Ms George advised listeners on air that NELFT had declined to be interviewed by the BBC Radio Kent,  this was not the case, Stephanie Dawe, Chief Nurse and Executive Director, was interviewed by BBC Radio Kent on the Breakfast show at 0800 which precedes Ms George's show. 
We would like to apologise to those who called into the show and indeed any families who have experienced difficulties in accessing NELFT services and securing appointments. We cannot comment on individual cases on national radio.  We are also unable to comment on previous providers of care. 
NELFT inherited a complex model across Kent and Medway and a staged transfer of these children and young people from multiple providers was managed to ensure patient safety.
Since September, NELFT has carried out a review of the records of each child and young person on the inherited waiting list to ensure patient information is accurate and all appointments are recoded correctly. 

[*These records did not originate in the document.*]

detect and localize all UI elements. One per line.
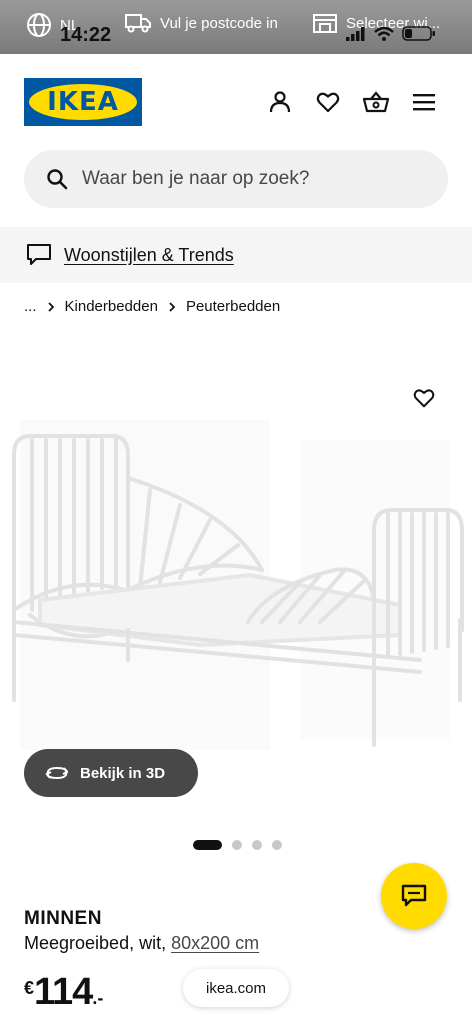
carousel-dot[interactable]: [272, 840, 282, 850]
rotate-3d-icon: [45, 766, 69, 780]
status-bar: NL 14:22 Vul je postcode in Selecteer wi…: [0, 0, 472, 54]
speech-bubble-icon: [27, 244, 51, 265]
search-icon: [47, 169, 68, 190]
ikea-logo[interactable]: IKEA: [24, 78, 142, 126]
logo-oval: IKEA: [29, 84, 137, 120]
logo-text: IKEA: [47, 87, 119, 117]
chat-icon: [401, 884, 427, 907]
product-type: Meegroeibed, wit,: [24, 933, 172, 953]
add-to-favourites-button[interactable]: [406, 380, 442, 416]
profile-button[interactable]: [266, 88, 294, 116]
product-page: NL 14:22 Vul je postcode in Selecteer wi…: [0, 0, 472, 1024]
truck-icon: [125, 14, 151, 33]
carousel-indicator: [193, 840, 282, 850]
chevron-right-icon: [47, 301, 54, 312]
store-icon: [313, 14, 337, 33]
price-currency: €: [24, 978, 35, 998]
product-description: Meegroeibed, wit, 80x200 cm: [24, 933, 259, 954]
globe-icon: [27, 13, 51, 37]
battery-icon: [402, 26, 435, 41]
product-image[interactable]: [0, 360, 472, 780]
menu-icon: [413, 94, 435, 111]
carousel-dot[interactable]: [252, 840, 262, 850]
breadcrumb-item-kinderbedden[interactable]: Kinderbedden: [65, 298, 158, 315]
product-size-link[interactable]: 80x200 cm: [171, 933, 259, 953]
breadcrumb-item-peuterbedden[interactable]: Peuterbedden: [186, 298, 280, 315]
product-name: MINNEN: [24, 908, 102, 929]
signal-icon: [346, 26, 365, 41]
postcode-selector[interactable]: Vul je postcode in: [124, 12, 278, 34]
price-decimal: .-: [92, 988, 104, 1008]
site-header: IKEA: [0, 54, 472, 150]
inspiration-banner[interactable]: Woonstijlen & Trends: [0, 227, 472, 283]
view-in-3d-button[interactable]: Bekijk in 3D: [24, 749, 198, 797]
favourites-button[interactable]: [314, 88, 342, 116]
chevron-right-icon: [169, 301, 176, 312]
breadcrumb-ellipsis[interactable]: ...: [24, 298, 37, 315]
browser-url-pill[interactable]: ikea.com: [183, 969, 289, 1007]
postcode-label: Vul je postcode in: [160, 14, 278, 32]
menu-button[interactable]: [410, 88, 438, 116]
carousel-dot[interactable]: [232, 840, 242, 850]
product-price: € 114 .-: [24, 972, 103, 1012]
heart-icon: [316, 92, 340, 113]
breadcrumb: ... Kinderbedden Peuterbedden: [24, 298, 280, 315]
search-input[interactable]: [82, 168, 402, 190]
search-bar[interactable]: [24, 150, 448, 208]
carousel-dot[interactable]: [193, 840, 222, 850]
price-integer: 114: [34, 971, 93, 1013]
system-icons: [346, 26, 436, 41]
cart-button[interactable]: [362, 88, 390, 116]
heart-icon: [413, 389, 435, 408]
clock: 14:22: [60, 24, 112, 46]
view-in-3d-label: Bekijk in 3D: [80, 764, 166, 782]
person-icon: [269, 91, 291, 113]
wifi-icon: [374, 26, 394, 41]
chat-button[interactable]: [381, 863, 447, 929]
banner-link[interactable]: Woonstijlen & Trends: [64, 245, 234, 266]
basket-icon: [363, 91, 389, 113]
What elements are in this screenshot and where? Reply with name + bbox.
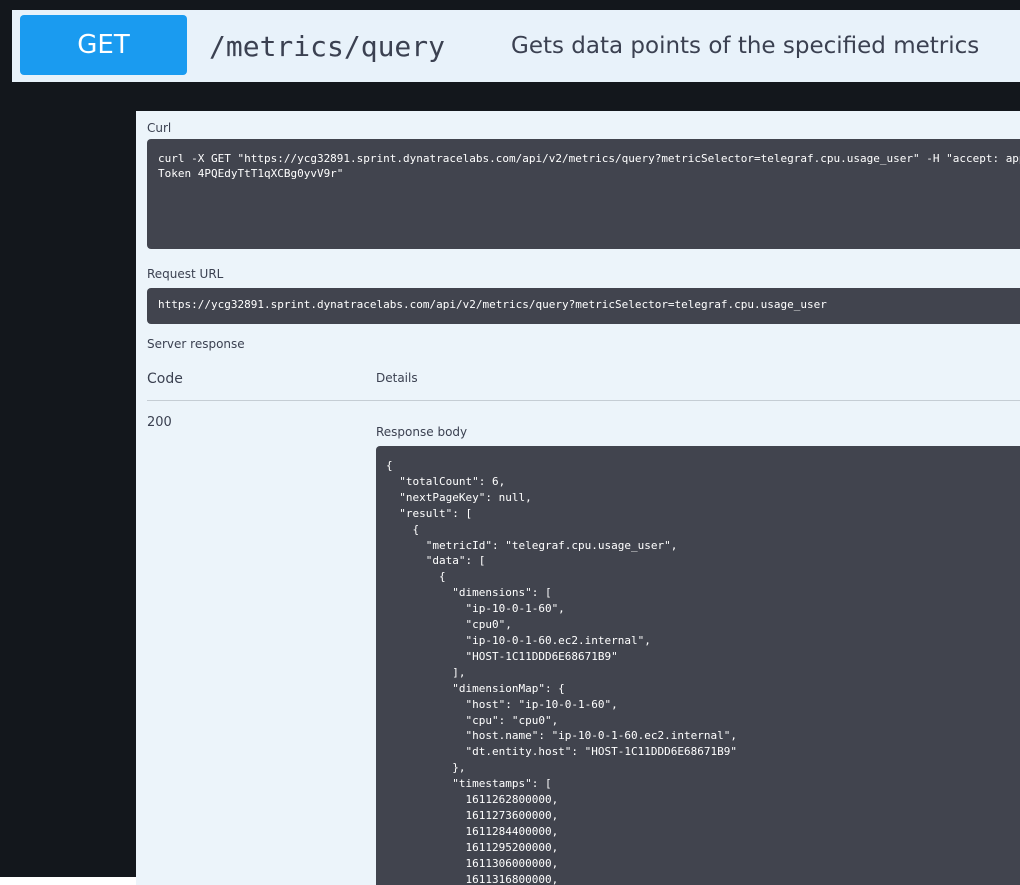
response-body-json: { "totalCount": 6, "nextPageKey": null, … xyxy=(386,459,737,885)
operation-header[interactable]: GET /metrics/query Gets data points of t… xyxy=(12,10,1020,82)
server-response-label: Server response xyxy=(147,337,245,351)
endpoint-summary: Gets data points of the specified metric… xyxy=(511,33,980,59)
details-column-header: Details xyxy=(376,371,418,385)
endpoint-path: /metrics/query xyxy=(209,30,446,63)
request-url-label: Request URL xyxy=(147,267,224,281)
code-column-header: Code xyxy=(147,371,183,387)
request-url-block[interactable]: https://ycg32891.sprint.dynatracelabs.co… xyxy=(147,288,1020,324)
response-body-block[interactable]: { "totalCount": 6, "nextPageKey": null, … xyxy=(376,446,1020,885)
curl-label: Curl xyxy=(147,121,172,135)
table-divider xyxy=(147,400,1020,401)
curl-command-line-1: curl -X GET "https://ycg32891.sprint.dyn… xyxy=(158,152,1020,165)
window-bottom-strip xyxy=(0,877,136,885)
http-method-badge: GET xyxy=(20,15,187,75)
request-url: https://ycg32891.sprint.dynatracelabs.co… xyxy=(158,298,827,311)
status-code: 200 xyxy=(147,415,172,430)
curl-code-block[interactable]: curl -X GET "https://ycg32891.sprint.dyn… xyxy=(147,139,1020,249)
responses-panel: Curl curl -X GET "https://ycg32891.sprin… xyxy=(136,111,1020,885)
curl-command: curl -X GET "https://ycg32891.sprint.dyn… xyxy=(158,151,1020,181)
response-body-label: Response body xyxy=(376,425,468,439)
curl-command-line-2: Token 4PQEdyTtT1qXCBg0yvV9r" xyxy=(158,167,344,180)
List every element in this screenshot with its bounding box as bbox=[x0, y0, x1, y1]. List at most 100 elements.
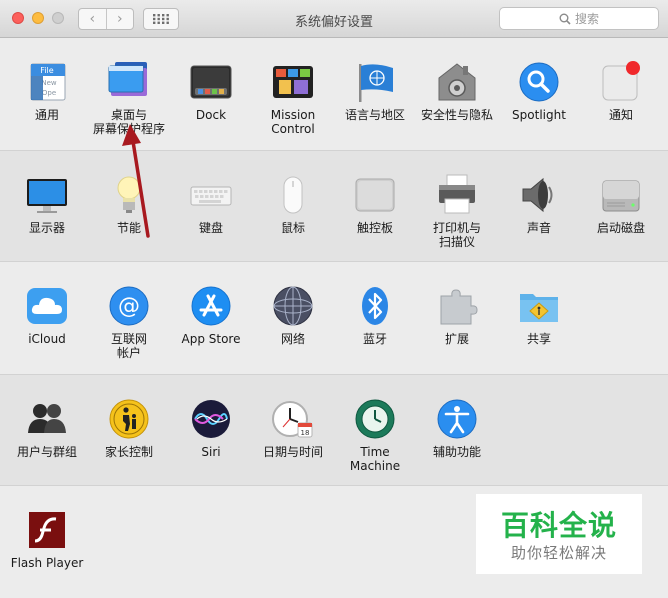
bluetooth-icon bbox=[362, 287, 388, 325]
pane-label: 网络 bbox=[280, 332, 305, 346]
svg-text:18: 18 bbox=[301, 429, 310, 437]
date-time-clock-icon: 18 bbox=[272, 401, 313, 438]
pane-users-groups[interactable]: 用户与群组 bbox=[6, 375, 88, 459]
app-store-icon bbox=[191, 286, 231, 326]
preference-row-internet: iCloud @ 互联网 帐户 App Store 网络 蓝牙 扩展 共享 bbox=[0, 262, 668, 374]
pane-spotlight[interactable]: Spotlight bbox=[498, 38, 580, 122]
energy-bulb-icon bbox=[117, 176, 141, 213]
pane-label: Time Machine bbox=[349, 445, 401, 473]
preference-row-hardware: 显示器 节能 键盘 鼠标 触控板 打印机与 扫描仪 声音 启动磁盘 bbox=[0, 150, 668, 262]
general-icon: File New Ope bbox=[30, 63, 66, 101]
icloud-icon bbox=[27, 288, 67, 324]
mission-control-icon bbox=[273, 66, 313, 98]
pane-label: 安全性与隐私 bbox=[420, 108, 493, 122]
pane-printers-scanners[interactable]: 打印机与 扫描仪 bbox=[416, 151, 498, 249]
sharing-folder-icon bbox=[520, 294, 558, 322]
siri-icon bbox=[192, 400, 230, 438]
pane-label: 桌面与 屏幕保护程序 bbox=[92, 108, 165, 136]
pane-label: 蓝牙 bbox=[362, 332, 387, 346]
pane-startup-disk[interactable]: 启动磁盘 bbox=[580, 151, 662, 235]
pane-label: Mission Control bbox=[270, 108, 316, 136]
pane-label: App Store bbox=[181, 332, 241, 346]
pane-sound[interactable]: 声音 bbox=[498, 151, 580, 235]
mouse-icon bbox=[283, 176, 303, 214]
pane-label: 互联网 帐户 bbox=[110, 332, 147, 360]
pane-dock[interactable]: Dock bbox=[170, 38, 252, 122]
time-machine-icon bbox=[355, 399, 395, 439]
pane-label: 键盘 bbox=[198, 221, 223, 235]
pane-energy-saver[interactable]: 节能 bbox=[88, 151, 170, 235]
extensions-puzzle-icon bbox=[440, 289, 478, 325]
svg-text:New: New bbox=[41, 79, 57, 87]
preference-row-system: 用户与群组 家长控制 Siri 18 日期与时间 Time Machine 辅助… bbox=[0, 374, 668, 486]
display-monitor-icon bbox=[27, 179, 67, 213]
language-region-flag-icon bbox=[359, 64, 393, 102]
pane-label: 用户与群组 bbox=[16, 445, 77, 459]
pane-network[interactable]: 网络 bbox=[252, 262, 334, 346]
pane-label: 日期与时间 bbox=[262, 445, 323, 459]
preference-row-personal: File New Ope 通用 桌面与 屏幕保护程序 Dock Mission … bbox=[0, 38, 668, 150]
pane-mouse[interactable]: 鼠标 bbox=[252, 151, 334, 235]
pane-flash-player[interactable]: Flash Player bbox=[6, 486, 88, 570]
pane-label: Spotlight bbox=[512, 108, 566, 122]
startup-disk-icon bbox=[602, 180, 640, 212]
pane-label: Dock bbox=[195, 108, 227, 122]
pane-label: 声音 bbox=[526, 221, 551, 235]
pane-desktop-screensaver[interactable]: 桌面与 屏幕保护程序 bbox=[88, 38, 170, 136]
pane-date-time[interactable]: 18 日期与时间 bbox=[252, 375, 334, 459]
search-icon bbox=[559, 13, 571, 25]
pane-mission-control[interactable]: Mission Control bbox=[252, 38, 334, 136]
pane-label: 打印机与 扫描仪 bbox=[432, 221, 481, 249]
pane-keyboard[interactable]: 键盘 bbox=[170, 151, 252, 235]
notifications-icon bbox=[602, 61, 640, 101]
svg-text:File: File bbox=[40, 66, 53, 75]
internet-accounts-at-icon: @ bbox=[109, 286, 149, 326]
pane-label: 节能 bbox=[116, 221, 141, 235]
pane-app-store[interactable]: App Store bbox=[170, 262, 252, 346]
pane-internet-accounts[interactable]: @ 互联网 帐户 bbox=[88, 262, 170, 360]
pane-time-machine[interactable]: Time Machine bbox=[334, 375, 416, 473]
pane-general[interactable]: File New Ope 通用 bbox=[6, 38, 88, 122]
pane-label: 扩展 bbox=[444, 332, 469, 346]
security-house-icon bbox=[438, 63, 476, 101]
pane-security-privacy[interactable]: 安全性与隐私 bbox=[416, 38, 498, 122]
pane-parental-controls[interactable]: 家长控制 bbox=[88, 375, 170, 459]
network-globe-icon bbox=[273, 286, 313, 326]
pane-label: 语言与地区 bbox=[344, 108, 405, 122]
svg-text:@: @ bbox=[118, 294, 140, 319]
pane-bluetooth[interactable]: 蓝牙 bbox=[334, 262, 416, 346]
pane-label: 启动磁盘 bbox=[596, 221, 645, 235]
flash-player-icon bbox=[29, 512, 65, 548]
dock-icon bbox=[190, 65, 232, 99]
pane-displays[interactable]: 显示器 bbox=[6, 151, 88, 235]
pane-icloud[interactable]: iCloud bbox=[6, 262, 88, 346]
pane-label: 鼠标 bbox=[280, 221, 305, 235]
pane-extensions[interactable]: 扩展 bbox=[416, 262, 498, 346]
pane-label: 辅助功能 bbox=[432, 445, 481, 459]
pane-label: Siri bbox=[201, 445, 221, 459]
search-field[interactable]: 搜索 bbox=[499, 7, 659, 30]
search-placeholder: 搜索 bbox=[574, 12, 599, 26]
speaker-icon bbox=[522, 177, 553, 213]
trackpad-icon bbox=[355, 178, 395, 212]
svg-text:Ope: Ope bbox=[42, 89, 56, 97]
printer-icon bbox=[439, 174, 475, 214]
pane-label: 家长控制 bbox=[104, 445, 153, 459]
spotlight-magnifier-icon bbox=[519, 62, 559, 102]
pane-label: 通知 bbox=[608, 108, 633, 122]
pane-accessibility[interactable]: 辅助功能 bbox=[416, 375, 498, 459]
pane-label: iCloud bbox=[28, 332, 66, 346]
pane-trackpad[interactable]: 触控板 bbox=[334, 151, 416, 235]
parental-controls-icon bbox=[109, 399, 149, 439]
pane-sharing[interactable]: 共享 bbox=[498, 262, 580, 346]
pane-siri[interactable]: Siri bbox=[170, 375, 252, 459]
keyboard-icon bbox=[190, 186, 232, 206]
pane-label: 通用 bbox=[34, 108, 59, 122]
pane-notifications[interactable]: 通知 bbox=[580, 38, 662, 122]
pane-label: 触控板 bbox=[356, 221, 393, 235]
window-titlebar: ‹ › 系统偏好设置 搜索 bbox=[0, 0, 668, 38]
watermark-logo: 百科全说 助你轻松解决 bbox=[476, 494, 642, 574]
watermark-subtitle: 助你轻松解决 bbox=[510, 544, 607, 562]
pane-label: Flash Player bbox=[10, 556, 84, 570]
pane-language-region[interactable]: 语言与地区 bbox=[334, 38, 416, 122]
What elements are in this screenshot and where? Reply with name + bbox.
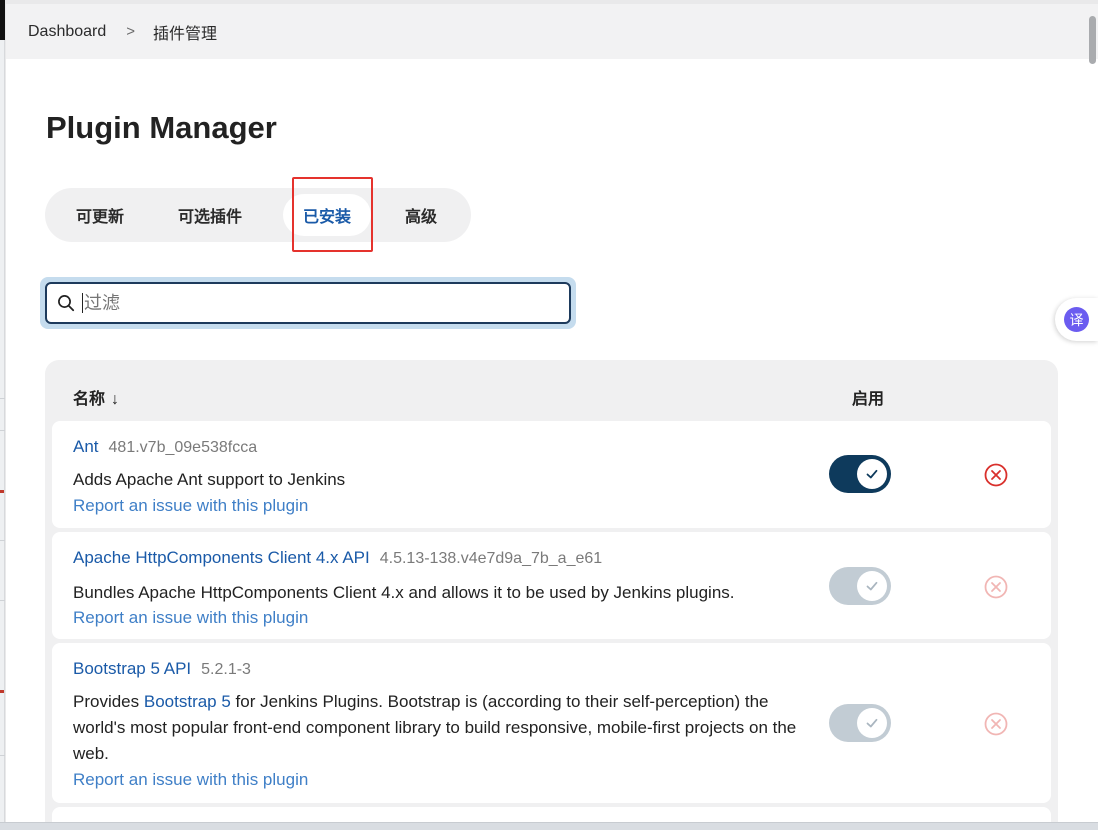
tab-available[interactable]: 可选插件	[147, 194, 273, 236]
report-issue-link[interactable]: Report an issue with this plugin	[73, 608, 308, 628]
uninstall-icon	[984, 712, 1008, 736]
column-header-enabled[interactable]: 启用	[852, 385, 884, 409]
plugin-name-ant: Ant 481.v7b_09e538fcca	[73, 437, 257, 457]
plugin-name-link[interactable]: Ant	[73, 437, 99, 456]
check-icon	[857, 459, 887, 489]
sort-arrow-icon: ↓	[111, 391, 120, 408]
annotation-highlight-box	[292, 177, 373, 252]
divider	[0, 600, 5, 601]
enable-toggle-disabled	[829, 704, 891, 742]
page-title: Plugin Manager	[46, 110, 277, 145]
plugin-description: Adds Apache Ant support to Jenkins	[73, 470, 346, 489]
divider	[0, 755, 5, 756]
search-box[interactable]	[45, 282, 571, 324]
divider	[0, 398, 5, 399]
uninstall-icon	[984, 575, 1008, 599]
divider	[0, 430, 5, 431]
table-row: Ant 481.v7b_09e538fcca Adds Apache Ant su…	[52, 421, 1051, 528]
translate-icon: 译	[1064, 307, 1089, 332]
text-cursor	[82, 293, 83, 313]
plugins-table: 名称 ↓ 启用 Ant 481.v7b_09e538fcca Adds Apache…	[45, 360, 1058, 822]
scrollbar-thumb[interactable]	[1089, 16, 1096, 64]
plugin-description: Bundles Apache HttpComponents Client 4.x…	[73, 583, 735, 602]
table-row: Apache HttpComponents Client 4.x API 4.5.…	[52, 532, 1051, 639]
translate-button[interactable]: 译	[1055, 298, 1098, 341]
plugin-name-link[interactable]: Bootstrap 5 API	[73, 659, 191, 678]
taskbar-edge	[0, 822, 1098, 830]
search-input[interactable]	[84, 292, 484, 314]
breadcrumb-dashboard[interactable]: Dashboard	[28, 23, 106, 41]
plugin-version: 4.5.13-138.v4e7d9a_7b_a_e61	[379, 550, 603, 567]
background-window-fragment	[0, 0, 5, 40]
enable-toggle-disabled	[829, 567, 891, 605]
table-row: Bootstrap 5 API 5.2.1-3 Provides Bootstra…	[52, 643, 1051, 803]
divider	[0, 540, 5, 541]
tab-advanced[interactable]: 高级	[371, 194, 471, 236]
enable-toggle[interactable]	[829, 455, 891, 493]
table-row	[52, 807, 1051, 822]
breadcrumb-plugin-manager[interactable]: 插件管理	[153, 20, 217, 44]
search-icon	[58, 295, 75, 312]
column-header-name[interactable]: 名称 ↓	[73, 385, 119, 409]
jenkins-window: Dashboard > 插件管理 Plugin Manager 可更新 可选插件…	[6, 4, 1098, 822]
column-header-name-label: 名称	[73, 391, 106, 408]
plugin-name-bootstrap: Bootstrap 5 API 5.2.1-3	[73, 659, 251, 679]
plugin-version: 481.v7b_09e538fcca	[108, 439, 258, 456]
report-issue-link[interactable]: Report an issue with this plugin	[73, 496, 308, 516]
plugin-name-link[interactable]: Apache HttpComponents Client 4.x API	[73, 548, 370, 567]
plugin-version: 5.2.1-3	[201, 661, 251, 678]
breadcrumb: Dashboard > 插件管理	[6, 4, 1098, 59]
report-issue-link[interactable]: Report an issue with this plugin	[73, 770, 308, 790]
background-marker	[0, 690, 4, 693]
uninstall-icon[interactable]	[983, 462, 1009, 488]
plugin-description: Provides Bootstrap 5 for Jenkins Plugins…	[73, 689, 813, 767]
description-prefix: Provides	[73, 692, 144, 711]
search-focus-ring	[40, 277, 576, 329]
plugin-name-httpcomponents: Apache HttpComponents Client 4.x API 4.5.…	[73, 548, 602, 568]
chevron-right-icon: >	[126, 23, 136, 40]
background-marker	[0, 490, 4, 493]
bootstrap-link[interactable]: Bootstrap 5	[144, 692, 231, 711]
tab-updates[interactable]: 可更新	[53, 194, 147, 236]
check-icon	[857, 571, 887, 601]
check-icon	[857, 708, 887, 738]
tab-bar: 可更新 可选插件 已安装 高级	[45, 188, 471, 242]
background-window-edge	[0, 0, 5, 830]
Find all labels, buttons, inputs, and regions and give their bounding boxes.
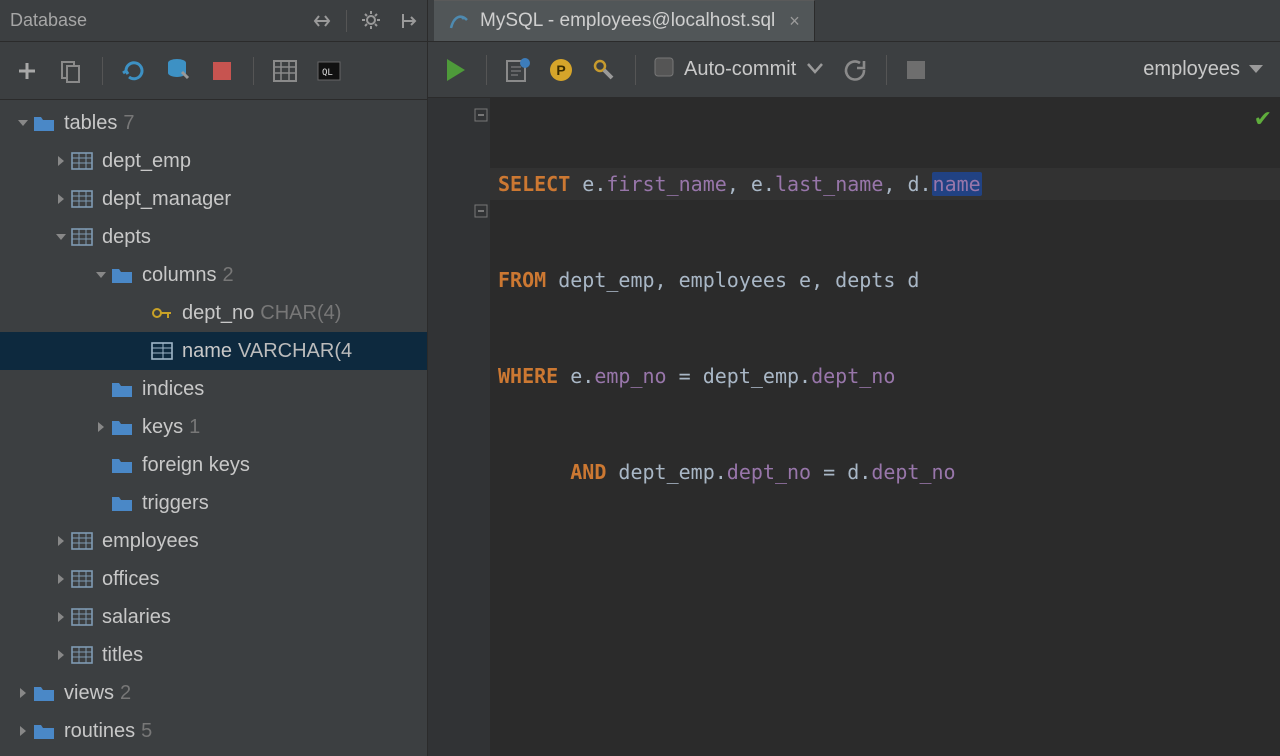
table-view-icon[interactable] [272,58,298,84]
tab-mysql-console[interactable]: MySQL - employees@localhost.sql × [434,0,815,41]
chevron-down-icon[interactable] [92,269,110,281]
db-tools-icon[interactable] [165,58,191,84]
svg-text:QL: QL [322,68,333,78]
tree-node-dept-emp[interactable]: dept_emp [0,142,427,180]
database-tree[interactable]: tables 7 dept_emp dept_manager [0,100,427,756]
tree-node-indices[interactable]: indices [0,370,427,408]
editor-toolbar: P Auto-commit employees [428,42,1280,98]
tree-node-tables[interactable]: tables 7 [0,104,427,142]
explain-plan-icon[interactable] [505,57,531,83]
table-icon [70,646,94,664]
add-icon[interactable] [14,58,40,84]
chevron-down-icon[interactable] [14,117,32,129]
auto-commit-label: Auto-commit [684,58,796,81]
auto-commit-toggle[interactable]: Auto-commit [654,57,824,83]
table-icon [70,570,94,588]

Clinicians are reviewing everyone on the waiting list and continue to check each patient waiting for more than 52 weeks for any change in condition experienced.
All families of children who are on the waiting list have been contacted by NELFT to advise of next steps and where necessary, have been sent screening tools to complete.
As mentioned in the interview with Stephanie Dawe on the BBC Kent Breakfast Show at 0800 prior to Ms George's show, the Kent system has agreed to use about £900k of Future Mind transformation monies to improve access by reducing waits for children and young people who have been waiting for more than the national target of 18 weeks. NELFT and Commissioners are now in discussion about how NELFT can increase capacity to provide care in a timely way to children and young people.
NELFT are addressing the inherited waitlists and are working on a trajectory so we can be clear with young people and their families on when appointments are available.  All families will be contacted as soon as we can to secure an appointment.  We are also live with a national recruitment campaign and endeavour to fill any gaps with temporary staffing as an interim solution. 
As always, NELFT's primary focus is on quality, clinical safety, data integrity and performance including management of waitlists.  NELFT recognises that early intervention and prevention is of the utmost importance and is working toward effective partnerships with schools, early help and other frontline services.
We believe the reasons for the waiting times are:
  • Continued and significant rise in demand for children and young people's mental health services across the country, this is also being seen locally.
  • Complex historical commissioning arrangements which resulted in multiple providers.
  • The impact of mobilising a new service model.
Improving services:
Under the model introduced by NELFT, all new patients continue to be clinically triaged on referral which mitigates the risk of high risk children and young people waiting for assessment. We now have a Single Point of Access in place in Kent and Medway for all emotional wellbeing and mental health services. 
As you may be aware, demand for children and young people's mental health services is rising everywhere across the country including in Kent. NELFT anticipates receiving around 14500 referrals this year compared to around 10500 in the last year of the previous arrangements. Our transformation plan includes looking at improved pathways for children and young people in crisis, and also a wider range of services including digital response.
The Neurodevelopmental and Learning Disability Service has been created in response to increasing demand for assessment and treatment for ADHD and ASD to ensure a dedicated team of clinical practitioners are working on both inherited waits and more recently referred children.  We believe by streamlining the current service model we will be able to deliver an easily accessible, more joined up pathway for children, young people and their families.